Montage oblitéré, montage interdit

À ce montage visible s'opposent deux types de montages invisibles. Le premier, issu du « montage continu » de Griffith, est celui du cinéma hollywoodien classique, généralisé avec le parlant et devenu la norme internationale. Il n'est pas moins manipulateur que celui des Soviétiques, mais vise à effacer toute marque du travail créateur que revendiquait avec force Vertov. Aucun obstacle matériel ne doit s'opposer à l'identification du spectateur à l'imaginaire que lui propose l'usine à rêves hollywoodienne (ou autre). En revanche, ce n'est pas un effacement des traces que revendique l'école phénoménologique illustrée par Roberto Rossellini comme cinéaste et par André Bazin comme théoricien. « Les choses sont là, explique le premier, pourquoi les manipuler ? [...] Toute idéologie est un prisme. » Pour Bazin, le cinéma, pur instrument mécanique, a pour fonction de révéler la réalité ontologique du monde en dehors de tout regard humain, de toute idéologie. Le montage ne saurait être que trahison de cette vocation, dès lors qu'il suppose une intervention humaine, donc une interprétation superposée à la vérité nue du monde. Il n'a qu'une fonction logique – situer la caméra à la meilleure place, voir ce qui est important – et est frappé d'interdit lorsqu'il détruit la continuité du réel, nécessaire à la crédibilité d'une scène. Bazin reproche aux Russes de croire à l'image et non à la réalité. L'unité sémantique n'est plus ici le plan, mais la séquence, et Bazin privilégie les techniques – alors modernes – qui respectent la « robe sans couture de la réalité » : le plan-séquence et la profondeur de champ, à l'œuvre chez Rossellini, Renoir, Welles ou Wyler.

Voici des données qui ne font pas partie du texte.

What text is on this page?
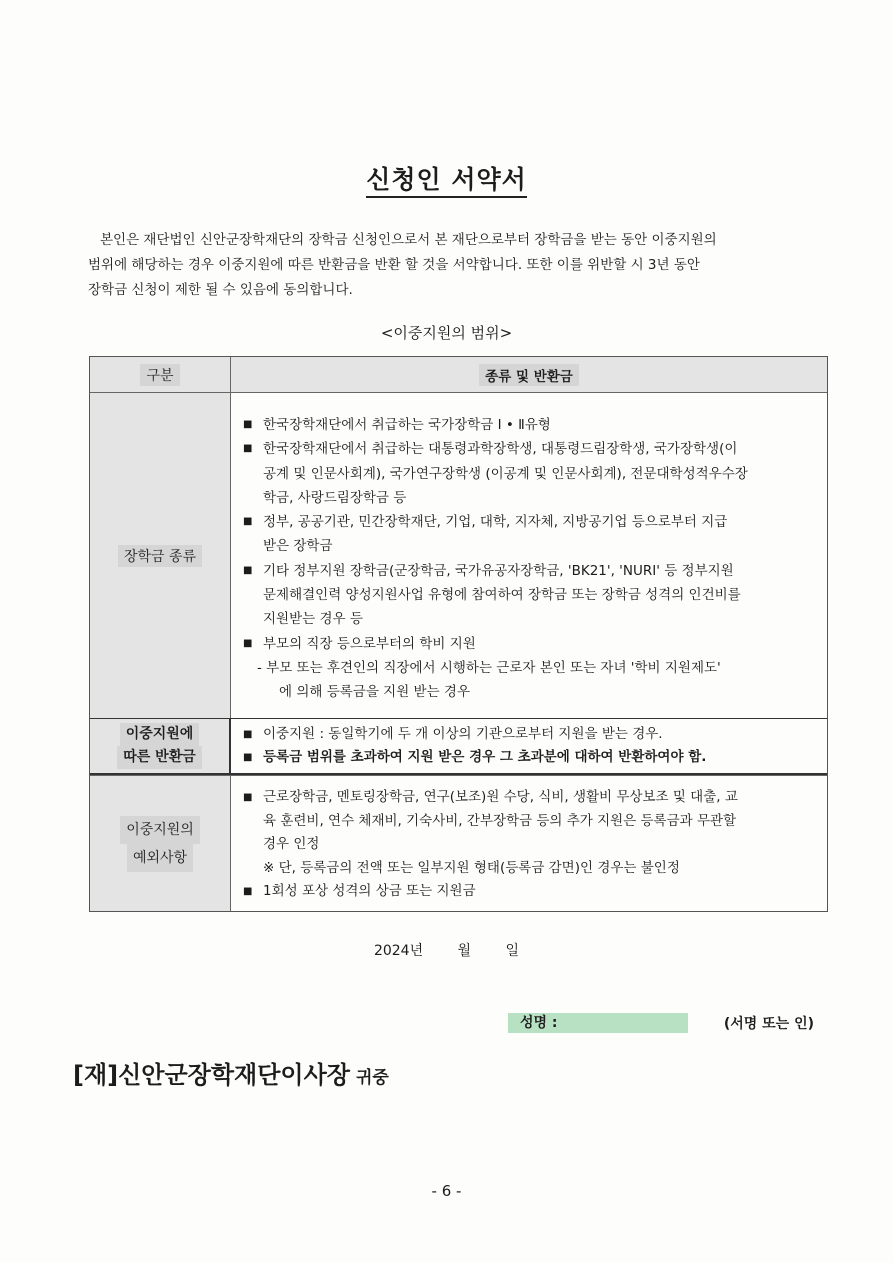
신청인 서약서
본인은 재단법인 신안군장학재단의 장학금 신청인으로서 본 재단으로부터 장학금을 받는 동안 이중지원의
범위에 해당하는 경우 이중지원에 따른 반환금을 반환 할 것을 서약합니다. 또한 이를 위반할 시 3년 동안
장학금 신청이 제한 될 수 있음에 동의합니다.
<이중지원의 범위>
구분	종류 및 반환금
장학금 종류
■ 한국장학재단에서 취급하는 국가장학금 Ⅰ • Ⅱ유형
■ 한국장학재단에서 취급하는 대통령과학장학생, 대통령드림장학생, 국가장학생(이
공계 및 인문사회계), 국가연구장학생 (이공계 및 인문사회계), 전문대학성적우수장
학금, 사랑드림장학금 등
■ 정부, 공공기관, 민간장학재단, 기업, 대학, 지자체, 지방공기업 등으로부터 지급
받은 장학금
■ 기타 정부지원 장학금(군장학금, 국가유공자장학금, 'BK21', 'NURI' 등 정부지원
문제해결인력 양성지원사업 유형에 참여하여 장학금 또는 장학금 성격의 인건비를
지원받는 경우 등
■ 부모의 직장 등으로부터의 학비 지원
- 부모 또는 후견인의 직장에서 시행하는 근로자 본인 또는 자녀 '학비 지원제도'
에 의해 등록금을 지원 받는 경우
이중지원에
따른 반환금
■ 이중지원 : 동일학기에 두 개 이상의 기관으로부터 지원을 받는 경우.
■ 등록금 범위를 초과하여 지원 받은 경우 그 초과분에 대하여 반환하여야 함.
이중지원의
예외사항
■ 근로장학금, 멘토링장학금, 연구(보조)원 수당, 식비, 생활비 무상보조 및 대출, 교
육 훈련비, 연수 체재비, 기숙사비, 간부장학금 등의 추가 지원은 등록금과 무관할
경우 인정
※ 단, 등록금의 전액 또는 일부지원 형태(등록금 감면)인 경우는 불인정
■ 1회성 포상 성격의 상금 또는 지원금
2024년 월 일
성명 :	(서명 또는 인)
[재]신안군장학재단이사장 귀중
- 6 -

Dans la foulée, Éric Rohmer, dans un article au titre significatif, « Le Cinéma, art de l'espace » (1948), rappelle : « L'art du cinéma ne se réduit pas à la technique du changement de cadre, et, même aujourd'hui, la valeur expressive des rapports de dimensions ou du déplacement des lignes à l'intérieur de la surface de l'écran peut faire l'objet d'un soin rigoureux. »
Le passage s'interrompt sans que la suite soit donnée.